Sunday, 19 July 2009
French toast with berries
French toast cooked in oil not butter. I kid you not, and guess what? It's not just any old oil it's rapeseed oil. That said, rapeseed oil is 'any old oil' when compared to the cost, accessibility, and pinned against the grand richness of the finest olive oils, but that's what makes it work so well here. It does the job without becoming star of the show. Gently cooking the egg-y bread and not smothering it in a distinct flavour or a film of grease as would olive oil or butter.
Sweet, I think you would agree, is the only way to do French toast. Mixing eggs with milk and dousing it over the bread nurtures that buttermilk edge within white bread; giving a nod towards bread and butter pudding. One piece each will suffice as a Sunday morning lively-up-yourself.

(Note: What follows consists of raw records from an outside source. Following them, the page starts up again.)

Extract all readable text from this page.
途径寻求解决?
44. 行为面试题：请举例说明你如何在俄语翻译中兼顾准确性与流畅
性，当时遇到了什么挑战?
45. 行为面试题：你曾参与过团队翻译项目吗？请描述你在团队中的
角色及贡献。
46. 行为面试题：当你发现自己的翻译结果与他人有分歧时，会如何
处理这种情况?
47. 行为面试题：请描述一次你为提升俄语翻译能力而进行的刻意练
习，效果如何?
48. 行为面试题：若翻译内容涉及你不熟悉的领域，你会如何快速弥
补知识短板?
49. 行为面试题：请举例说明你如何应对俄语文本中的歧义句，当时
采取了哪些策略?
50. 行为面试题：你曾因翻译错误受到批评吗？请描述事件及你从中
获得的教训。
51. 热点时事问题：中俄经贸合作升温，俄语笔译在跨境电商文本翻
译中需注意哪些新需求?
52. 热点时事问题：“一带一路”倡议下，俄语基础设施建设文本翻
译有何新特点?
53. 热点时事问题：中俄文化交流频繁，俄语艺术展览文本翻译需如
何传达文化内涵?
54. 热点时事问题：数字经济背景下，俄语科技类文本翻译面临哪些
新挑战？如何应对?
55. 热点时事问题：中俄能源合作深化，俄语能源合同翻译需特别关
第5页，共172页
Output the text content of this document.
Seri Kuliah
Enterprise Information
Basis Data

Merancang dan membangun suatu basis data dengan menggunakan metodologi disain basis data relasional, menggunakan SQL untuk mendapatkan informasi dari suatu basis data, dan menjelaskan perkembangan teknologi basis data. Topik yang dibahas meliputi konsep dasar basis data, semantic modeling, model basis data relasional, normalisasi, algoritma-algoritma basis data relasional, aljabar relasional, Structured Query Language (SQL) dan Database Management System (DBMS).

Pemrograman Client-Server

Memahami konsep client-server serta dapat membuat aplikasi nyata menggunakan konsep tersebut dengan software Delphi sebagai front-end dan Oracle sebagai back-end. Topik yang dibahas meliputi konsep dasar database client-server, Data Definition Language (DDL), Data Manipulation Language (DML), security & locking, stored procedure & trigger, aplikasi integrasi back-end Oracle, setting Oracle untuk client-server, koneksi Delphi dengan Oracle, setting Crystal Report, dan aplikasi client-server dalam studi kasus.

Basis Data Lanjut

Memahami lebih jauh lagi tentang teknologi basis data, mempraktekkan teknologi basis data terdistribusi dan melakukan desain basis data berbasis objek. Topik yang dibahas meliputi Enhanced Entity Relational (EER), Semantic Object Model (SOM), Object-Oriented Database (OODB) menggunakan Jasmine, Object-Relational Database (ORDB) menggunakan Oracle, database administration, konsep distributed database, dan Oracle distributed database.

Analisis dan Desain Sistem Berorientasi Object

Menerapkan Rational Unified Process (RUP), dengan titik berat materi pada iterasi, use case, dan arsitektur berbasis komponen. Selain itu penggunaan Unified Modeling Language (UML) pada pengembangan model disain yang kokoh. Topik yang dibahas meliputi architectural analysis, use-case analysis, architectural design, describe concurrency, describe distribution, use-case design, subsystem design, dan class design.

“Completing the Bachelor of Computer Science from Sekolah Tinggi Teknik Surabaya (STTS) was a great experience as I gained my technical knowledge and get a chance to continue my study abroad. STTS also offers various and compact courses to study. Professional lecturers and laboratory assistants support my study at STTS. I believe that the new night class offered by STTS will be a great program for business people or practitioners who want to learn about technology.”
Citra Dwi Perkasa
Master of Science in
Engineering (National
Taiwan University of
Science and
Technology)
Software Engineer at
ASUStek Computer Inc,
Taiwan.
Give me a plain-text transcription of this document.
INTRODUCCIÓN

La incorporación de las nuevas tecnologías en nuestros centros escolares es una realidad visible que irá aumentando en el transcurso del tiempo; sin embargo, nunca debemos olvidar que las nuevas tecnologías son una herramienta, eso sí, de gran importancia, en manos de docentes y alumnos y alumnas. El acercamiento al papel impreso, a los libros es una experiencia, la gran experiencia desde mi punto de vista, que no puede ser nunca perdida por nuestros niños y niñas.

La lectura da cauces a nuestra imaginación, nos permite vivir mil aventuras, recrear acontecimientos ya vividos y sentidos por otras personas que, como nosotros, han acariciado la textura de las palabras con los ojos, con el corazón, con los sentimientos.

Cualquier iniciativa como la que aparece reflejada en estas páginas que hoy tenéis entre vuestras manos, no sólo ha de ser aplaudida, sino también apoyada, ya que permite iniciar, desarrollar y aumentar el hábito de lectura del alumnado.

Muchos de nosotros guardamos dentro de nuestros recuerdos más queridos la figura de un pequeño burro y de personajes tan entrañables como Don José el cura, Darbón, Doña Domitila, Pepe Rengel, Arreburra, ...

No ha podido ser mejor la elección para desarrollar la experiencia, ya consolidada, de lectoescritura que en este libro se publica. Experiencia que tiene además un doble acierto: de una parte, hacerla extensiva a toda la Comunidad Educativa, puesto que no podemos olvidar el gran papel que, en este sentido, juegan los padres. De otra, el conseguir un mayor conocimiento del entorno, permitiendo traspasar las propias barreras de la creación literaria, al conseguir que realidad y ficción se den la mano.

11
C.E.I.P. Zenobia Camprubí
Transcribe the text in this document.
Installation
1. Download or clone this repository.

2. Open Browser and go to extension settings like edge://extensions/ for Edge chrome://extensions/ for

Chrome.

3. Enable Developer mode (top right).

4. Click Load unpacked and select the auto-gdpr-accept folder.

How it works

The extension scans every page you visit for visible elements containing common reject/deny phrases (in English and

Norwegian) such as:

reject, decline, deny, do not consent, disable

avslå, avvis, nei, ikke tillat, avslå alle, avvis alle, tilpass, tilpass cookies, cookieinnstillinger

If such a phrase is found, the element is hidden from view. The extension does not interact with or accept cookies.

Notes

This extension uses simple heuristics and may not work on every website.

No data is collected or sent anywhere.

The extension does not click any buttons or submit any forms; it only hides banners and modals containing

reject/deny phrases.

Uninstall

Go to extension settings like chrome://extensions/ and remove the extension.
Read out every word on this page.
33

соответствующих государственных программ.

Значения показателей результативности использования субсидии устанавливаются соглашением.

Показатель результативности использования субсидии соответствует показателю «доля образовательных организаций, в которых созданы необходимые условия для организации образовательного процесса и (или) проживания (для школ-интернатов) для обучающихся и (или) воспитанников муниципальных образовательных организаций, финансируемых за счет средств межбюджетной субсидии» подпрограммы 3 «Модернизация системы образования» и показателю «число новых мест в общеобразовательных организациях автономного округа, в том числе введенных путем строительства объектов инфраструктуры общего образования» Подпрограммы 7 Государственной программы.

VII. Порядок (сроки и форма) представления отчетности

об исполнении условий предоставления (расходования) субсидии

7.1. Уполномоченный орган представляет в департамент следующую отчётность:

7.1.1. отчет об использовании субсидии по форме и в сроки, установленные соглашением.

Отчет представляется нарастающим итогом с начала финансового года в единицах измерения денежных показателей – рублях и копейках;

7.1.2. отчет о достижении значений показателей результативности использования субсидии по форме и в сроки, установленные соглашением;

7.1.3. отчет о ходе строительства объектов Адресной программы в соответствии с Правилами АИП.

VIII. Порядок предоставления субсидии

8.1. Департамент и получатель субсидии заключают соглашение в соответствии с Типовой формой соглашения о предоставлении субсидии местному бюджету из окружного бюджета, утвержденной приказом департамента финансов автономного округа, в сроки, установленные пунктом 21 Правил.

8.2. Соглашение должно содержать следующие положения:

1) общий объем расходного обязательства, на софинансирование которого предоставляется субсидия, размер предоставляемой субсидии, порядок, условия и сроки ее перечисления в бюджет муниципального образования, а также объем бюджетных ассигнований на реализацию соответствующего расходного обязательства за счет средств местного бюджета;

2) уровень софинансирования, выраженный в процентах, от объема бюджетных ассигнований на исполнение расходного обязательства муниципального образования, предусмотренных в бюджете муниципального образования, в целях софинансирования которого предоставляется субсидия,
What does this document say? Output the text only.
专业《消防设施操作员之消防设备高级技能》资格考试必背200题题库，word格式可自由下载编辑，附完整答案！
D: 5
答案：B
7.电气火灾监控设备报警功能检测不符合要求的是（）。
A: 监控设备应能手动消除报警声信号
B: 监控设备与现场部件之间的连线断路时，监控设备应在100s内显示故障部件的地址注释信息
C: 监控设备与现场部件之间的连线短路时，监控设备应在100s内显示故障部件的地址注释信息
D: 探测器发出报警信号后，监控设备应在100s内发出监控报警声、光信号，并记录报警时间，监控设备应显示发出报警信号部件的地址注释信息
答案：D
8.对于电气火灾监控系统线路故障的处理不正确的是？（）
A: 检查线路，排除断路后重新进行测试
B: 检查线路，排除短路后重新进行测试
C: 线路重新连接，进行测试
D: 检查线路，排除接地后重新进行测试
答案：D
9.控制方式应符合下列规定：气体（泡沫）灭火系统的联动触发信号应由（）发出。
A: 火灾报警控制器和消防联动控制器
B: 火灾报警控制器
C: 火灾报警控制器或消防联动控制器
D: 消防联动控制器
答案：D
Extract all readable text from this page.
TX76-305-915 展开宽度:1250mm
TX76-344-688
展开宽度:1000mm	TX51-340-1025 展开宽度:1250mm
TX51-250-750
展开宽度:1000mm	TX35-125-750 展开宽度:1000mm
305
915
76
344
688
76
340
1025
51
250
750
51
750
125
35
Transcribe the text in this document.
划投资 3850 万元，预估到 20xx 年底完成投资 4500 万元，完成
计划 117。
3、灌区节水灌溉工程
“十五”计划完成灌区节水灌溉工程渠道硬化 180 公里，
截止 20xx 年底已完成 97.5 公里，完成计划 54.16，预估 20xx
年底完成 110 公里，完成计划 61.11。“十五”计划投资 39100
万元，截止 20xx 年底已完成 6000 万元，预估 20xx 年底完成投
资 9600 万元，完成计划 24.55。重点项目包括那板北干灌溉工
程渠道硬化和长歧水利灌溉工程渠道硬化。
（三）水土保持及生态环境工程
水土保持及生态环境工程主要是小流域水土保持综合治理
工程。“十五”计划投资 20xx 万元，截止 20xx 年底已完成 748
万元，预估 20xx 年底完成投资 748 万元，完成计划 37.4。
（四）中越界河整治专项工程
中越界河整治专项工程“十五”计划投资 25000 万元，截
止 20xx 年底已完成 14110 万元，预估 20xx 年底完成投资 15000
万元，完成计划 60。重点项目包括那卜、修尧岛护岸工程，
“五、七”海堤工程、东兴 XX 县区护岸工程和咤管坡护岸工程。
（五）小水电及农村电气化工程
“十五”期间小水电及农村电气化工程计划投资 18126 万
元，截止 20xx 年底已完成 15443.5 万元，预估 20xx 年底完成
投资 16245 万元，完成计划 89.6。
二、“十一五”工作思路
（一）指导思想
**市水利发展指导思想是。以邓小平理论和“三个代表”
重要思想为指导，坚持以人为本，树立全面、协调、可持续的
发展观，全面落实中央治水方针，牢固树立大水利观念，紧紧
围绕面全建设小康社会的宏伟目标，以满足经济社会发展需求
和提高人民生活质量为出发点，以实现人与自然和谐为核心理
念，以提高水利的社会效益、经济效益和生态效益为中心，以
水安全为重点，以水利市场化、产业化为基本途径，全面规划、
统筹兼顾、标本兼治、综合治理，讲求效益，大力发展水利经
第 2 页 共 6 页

The fresh fruit also makes it feel healthier than the stewed kind that often resides over French toast. If you get the freshest baked bread each slice takes on that wonderful, almost creme caramel, texture on the inner, with a firm crunch on the outer. Each piece is much more than toast and a meal in itself. Try it as a sweet brunch alternative to your usual poached, boiled or scrambled. It's also a good excuse for what to do with all that fresh fruit on offer lying around in the supermarket at the weekend.
Ingredients:
Thick white tin loaf
Fresh berries, (blackberries and red-berries)
2 eggs
100ml milk
2 tbsps of golden syrup
1 tbsp of caster sugar
rapeseed oil
icing sugar for dusting
Beat the eggs milk, sugar and syrup together in a bowl. Cut two thick even slices of the white bread.
Heat 2 tbsps of rapeseed oil in a large frying pan. Whilst this is heating sit the bread in the egg mixture, flip so both pieces are coated top and bottom. Sit it in there whilst your oil heats up.
When the oil gets very hot place the bread carefully on to the hot oiled surface.
Turn after a minute or so; once it has started to brown. Then do the reverse side, and then balance the pieces on their thin sides to get an all-round crunchy outer coating.
Remove and sit the toast on kitchen paper. Dust by sifting the icing sugar over the eggy bread. Sit on a plate with tumbles of your favourite fruit of choice.